You know how we often say that motherhood is hard? It totally is.
But just plain womanhood is hard too. All these emotions get me feeling all over the place sometimes. I’ve got a good deal of these funny little hormones in my body that make me feel like I’m figuring things out one minute and totally second guessing myself the next. I over-think, over-angst, and overwhelm myself sometimes. And nights are so funny like that. If I’m feeling overly emotional at all at night, I better just go on to bed because if I let them settle and spin, I start to get all loopy and teary and everything becomes so much more this or that. And why am I like this??
That happened the other night. I was telling Jake my thoughts and my feelings about something and Jake couldn’t help but laugh. He listened and he hugged me, but he laughed too. I appreciated that. It reminded me that sometimes these little buggers have more control over me than I realize, and a good amount of shut eye will allow a nice reset. And it does.

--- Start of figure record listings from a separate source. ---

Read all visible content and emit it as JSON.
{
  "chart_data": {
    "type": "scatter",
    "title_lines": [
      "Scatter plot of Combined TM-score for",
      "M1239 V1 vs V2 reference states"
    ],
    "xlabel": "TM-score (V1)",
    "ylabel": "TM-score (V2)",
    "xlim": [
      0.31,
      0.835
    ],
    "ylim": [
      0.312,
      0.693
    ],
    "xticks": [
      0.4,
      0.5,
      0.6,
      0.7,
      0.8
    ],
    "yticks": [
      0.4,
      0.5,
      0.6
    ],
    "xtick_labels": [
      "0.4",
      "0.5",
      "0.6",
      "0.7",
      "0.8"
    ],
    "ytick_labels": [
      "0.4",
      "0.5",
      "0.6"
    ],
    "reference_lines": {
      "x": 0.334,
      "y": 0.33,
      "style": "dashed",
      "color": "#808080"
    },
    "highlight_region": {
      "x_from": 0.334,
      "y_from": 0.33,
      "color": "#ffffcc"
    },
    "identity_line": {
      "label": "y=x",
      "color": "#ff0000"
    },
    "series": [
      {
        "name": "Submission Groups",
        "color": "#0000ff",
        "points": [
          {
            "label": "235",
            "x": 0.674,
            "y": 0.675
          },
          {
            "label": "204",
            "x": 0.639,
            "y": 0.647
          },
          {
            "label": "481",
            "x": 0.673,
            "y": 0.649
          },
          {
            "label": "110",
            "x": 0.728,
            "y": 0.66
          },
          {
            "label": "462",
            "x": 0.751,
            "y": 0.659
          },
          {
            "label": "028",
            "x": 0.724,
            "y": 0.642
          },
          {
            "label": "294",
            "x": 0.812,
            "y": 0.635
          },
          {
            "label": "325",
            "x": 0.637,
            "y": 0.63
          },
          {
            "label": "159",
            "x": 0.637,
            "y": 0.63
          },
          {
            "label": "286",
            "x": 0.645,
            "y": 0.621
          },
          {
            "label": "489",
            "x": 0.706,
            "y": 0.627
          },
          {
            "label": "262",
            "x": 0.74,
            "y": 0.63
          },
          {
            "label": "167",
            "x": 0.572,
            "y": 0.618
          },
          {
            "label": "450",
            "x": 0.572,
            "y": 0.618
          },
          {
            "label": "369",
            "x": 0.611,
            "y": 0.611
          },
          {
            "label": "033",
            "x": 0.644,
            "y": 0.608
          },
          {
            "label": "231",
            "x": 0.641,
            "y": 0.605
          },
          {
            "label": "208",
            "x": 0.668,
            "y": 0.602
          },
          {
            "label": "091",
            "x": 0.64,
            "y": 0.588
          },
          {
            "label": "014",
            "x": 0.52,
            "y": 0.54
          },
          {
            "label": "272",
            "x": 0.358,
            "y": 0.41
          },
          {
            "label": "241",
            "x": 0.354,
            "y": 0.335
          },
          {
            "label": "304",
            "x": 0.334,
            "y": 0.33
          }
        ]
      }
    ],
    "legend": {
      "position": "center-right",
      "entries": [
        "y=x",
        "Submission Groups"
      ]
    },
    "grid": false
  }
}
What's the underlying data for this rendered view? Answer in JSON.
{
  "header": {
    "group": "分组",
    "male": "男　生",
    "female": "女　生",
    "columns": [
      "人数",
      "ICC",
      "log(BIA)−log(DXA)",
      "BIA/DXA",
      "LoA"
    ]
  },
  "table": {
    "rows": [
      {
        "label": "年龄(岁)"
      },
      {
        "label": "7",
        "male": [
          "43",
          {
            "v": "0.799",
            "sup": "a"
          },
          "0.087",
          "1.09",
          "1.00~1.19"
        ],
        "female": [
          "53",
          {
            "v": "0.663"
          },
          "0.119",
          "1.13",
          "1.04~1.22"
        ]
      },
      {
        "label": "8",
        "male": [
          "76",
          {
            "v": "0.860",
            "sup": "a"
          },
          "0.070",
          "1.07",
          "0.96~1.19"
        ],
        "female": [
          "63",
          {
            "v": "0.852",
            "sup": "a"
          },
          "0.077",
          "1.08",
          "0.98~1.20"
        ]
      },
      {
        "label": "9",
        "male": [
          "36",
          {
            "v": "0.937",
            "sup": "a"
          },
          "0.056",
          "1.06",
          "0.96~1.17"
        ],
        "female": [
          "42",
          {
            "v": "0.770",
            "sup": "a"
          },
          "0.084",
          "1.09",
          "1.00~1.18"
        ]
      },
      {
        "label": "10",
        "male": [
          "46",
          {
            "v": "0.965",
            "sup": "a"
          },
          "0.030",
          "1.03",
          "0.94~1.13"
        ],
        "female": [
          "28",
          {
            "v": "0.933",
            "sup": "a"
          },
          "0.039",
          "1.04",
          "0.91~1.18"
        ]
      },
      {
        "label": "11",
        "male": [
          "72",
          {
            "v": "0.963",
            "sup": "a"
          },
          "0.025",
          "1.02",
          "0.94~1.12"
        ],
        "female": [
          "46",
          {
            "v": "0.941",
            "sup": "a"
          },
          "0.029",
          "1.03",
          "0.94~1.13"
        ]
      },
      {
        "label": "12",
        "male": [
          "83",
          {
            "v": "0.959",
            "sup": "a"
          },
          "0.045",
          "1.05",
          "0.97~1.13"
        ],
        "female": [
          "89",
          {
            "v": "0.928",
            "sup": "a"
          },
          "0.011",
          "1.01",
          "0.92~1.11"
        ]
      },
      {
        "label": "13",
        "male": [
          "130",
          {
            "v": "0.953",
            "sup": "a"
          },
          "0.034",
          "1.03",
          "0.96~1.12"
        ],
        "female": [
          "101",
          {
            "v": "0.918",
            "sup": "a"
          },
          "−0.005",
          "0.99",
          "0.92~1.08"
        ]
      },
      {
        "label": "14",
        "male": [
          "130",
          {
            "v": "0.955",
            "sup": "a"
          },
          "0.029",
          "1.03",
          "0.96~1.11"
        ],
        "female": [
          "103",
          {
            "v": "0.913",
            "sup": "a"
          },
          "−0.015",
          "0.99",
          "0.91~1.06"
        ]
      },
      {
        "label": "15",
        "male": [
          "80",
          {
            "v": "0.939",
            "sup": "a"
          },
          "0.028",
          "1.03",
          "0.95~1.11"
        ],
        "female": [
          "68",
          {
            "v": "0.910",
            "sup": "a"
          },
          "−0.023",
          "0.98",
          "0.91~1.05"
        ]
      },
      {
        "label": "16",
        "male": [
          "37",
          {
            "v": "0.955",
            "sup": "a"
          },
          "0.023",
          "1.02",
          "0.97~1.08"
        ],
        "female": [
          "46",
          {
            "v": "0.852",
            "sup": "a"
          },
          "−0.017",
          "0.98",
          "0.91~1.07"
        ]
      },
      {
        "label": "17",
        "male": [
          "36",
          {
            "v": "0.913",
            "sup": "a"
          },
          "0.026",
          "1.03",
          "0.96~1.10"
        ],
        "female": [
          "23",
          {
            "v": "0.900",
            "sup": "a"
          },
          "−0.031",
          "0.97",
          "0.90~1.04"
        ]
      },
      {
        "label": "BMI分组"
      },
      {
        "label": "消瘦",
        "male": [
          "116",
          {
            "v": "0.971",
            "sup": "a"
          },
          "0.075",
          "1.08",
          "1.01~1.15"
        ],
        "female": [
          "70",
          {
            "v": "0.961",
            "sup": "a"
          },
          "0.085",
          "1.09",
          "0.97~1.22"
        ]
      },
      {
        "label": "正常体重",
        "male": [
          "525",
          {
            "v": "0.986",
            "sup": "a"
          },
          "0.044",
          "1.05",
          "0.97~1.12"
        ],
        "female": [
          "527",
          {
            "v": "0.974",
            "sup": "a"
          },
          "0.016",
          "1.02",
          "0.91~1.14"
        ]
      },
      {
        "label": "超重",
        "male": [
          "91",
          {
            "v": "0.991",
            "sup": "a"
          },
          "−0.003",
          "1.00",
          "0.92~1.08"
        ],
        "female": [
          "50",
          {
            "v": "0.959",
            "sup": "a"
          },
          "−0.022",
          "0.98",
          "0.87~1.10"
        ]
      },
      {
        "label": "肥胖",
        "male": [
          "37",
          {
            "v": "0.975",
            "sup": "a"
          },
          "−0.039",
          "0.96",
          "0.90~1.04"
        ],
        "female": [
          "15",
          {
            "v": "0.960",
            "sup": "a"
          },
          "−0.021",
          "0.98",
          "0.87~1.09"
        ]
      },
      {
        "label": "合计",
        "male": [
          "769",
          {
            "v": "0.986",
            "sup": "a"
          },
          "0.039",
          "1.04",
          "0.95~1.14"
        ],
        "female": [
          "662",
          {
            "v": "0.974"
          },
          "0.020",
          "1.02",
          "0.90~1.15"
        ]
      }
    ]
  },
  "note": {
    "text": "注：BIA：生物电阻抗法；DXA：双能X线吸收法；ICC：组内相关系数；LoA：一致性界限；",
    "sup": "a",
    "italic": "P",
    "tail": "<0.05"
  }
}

But it also reminds me that I’m a woman, with all the mushy, lovey, wonderful feelings that comes with it. These feelings allow me to connect, to love, to appreciate, and to sympathize, and I wouldn’t have it any other way.
So here’s to womanhood, and to motherhood. For surely if navigating our own emotions proves difficult at times, caring for little ones with loads of them is surely a monumental task. And we do it because again, we wouldn’t have it any other way. All those mushy, lovey, wonderful feelings bring with them life’s most bountiful connections.
So bless you women, and you mothers, and those who would be if they could. The world is sweeter and richer because of those sweeping, overwhelming feelings you carry. May we try to use them for good.